In the end, the U.S. Supreme Court ruled that the First Amendment did protect the right of newspapers to print the materials in the report.

What’s the connection, other than the movie was about “The Post” and the Washington Post put out this commercial?

The Super Bowl commercial points out just how serious the situation is now and why newspapers and journalists are still so needed today. The ruling by the Supreme Court is being questioned every day, and in smaller ways governmental entities large and small are trying to keep decisions in the dark, trying to keep regular citizens from knowing what is truly going on with their tax dollars.

“Democracy Dies in Darkness” is the name of the commercial. Hanks thunders, “Knowing empowers us. Knowing helps us decide. Knowing keeps us free.” All the while, photos from our history – wars, the U.S. flag on the moon, protests and more flash on the screen.

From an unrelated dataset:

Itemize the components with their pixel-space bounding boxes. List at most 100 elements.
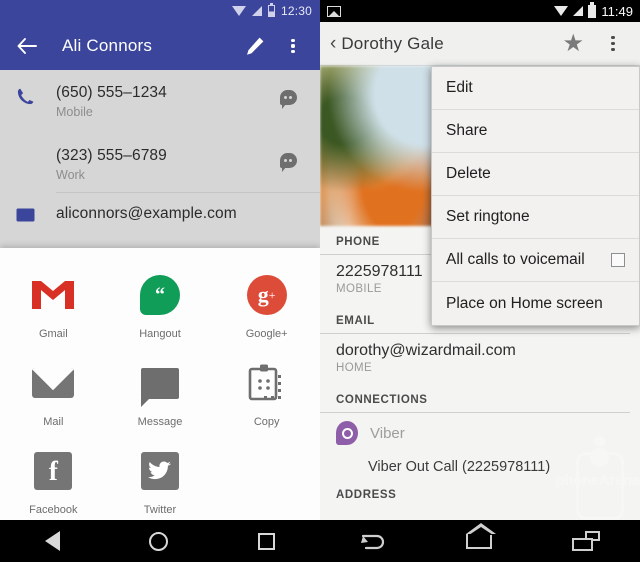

And he is correct. Knowledge and scrutiny are important guarantees to our freedom.

As the commercial points out, journalists are there to bring you the story – “when we go off to war, when we exercise our rights, when we soar to our greatest heights, when we mourn and pray, when our neighbors are at risk, when our nation is threatened, there’s someone to gather the facts, to bring you the story, no matter the cost.”

But journalists do not work in a vacuum, in a void. It takes all of us, citizens, journalists, teachers, publishers, business owners, historians, moms, dads, grandparents … It takes everyone to keep the light on government, from top to bottom.

It means that governments should have to continue to post their legal notices in the newspaper, for all to see, in addition to other places. Not only on their websites for a fraction of a second, buried deep in the background and difficult to find, and not only on a bulletin board in the front lobby, which few ever enter. It means that we all must have access to decisions, large and small.

Knowledge guarantees our freedom. Let’s keep the knowledge flowing. Fight for your right to know.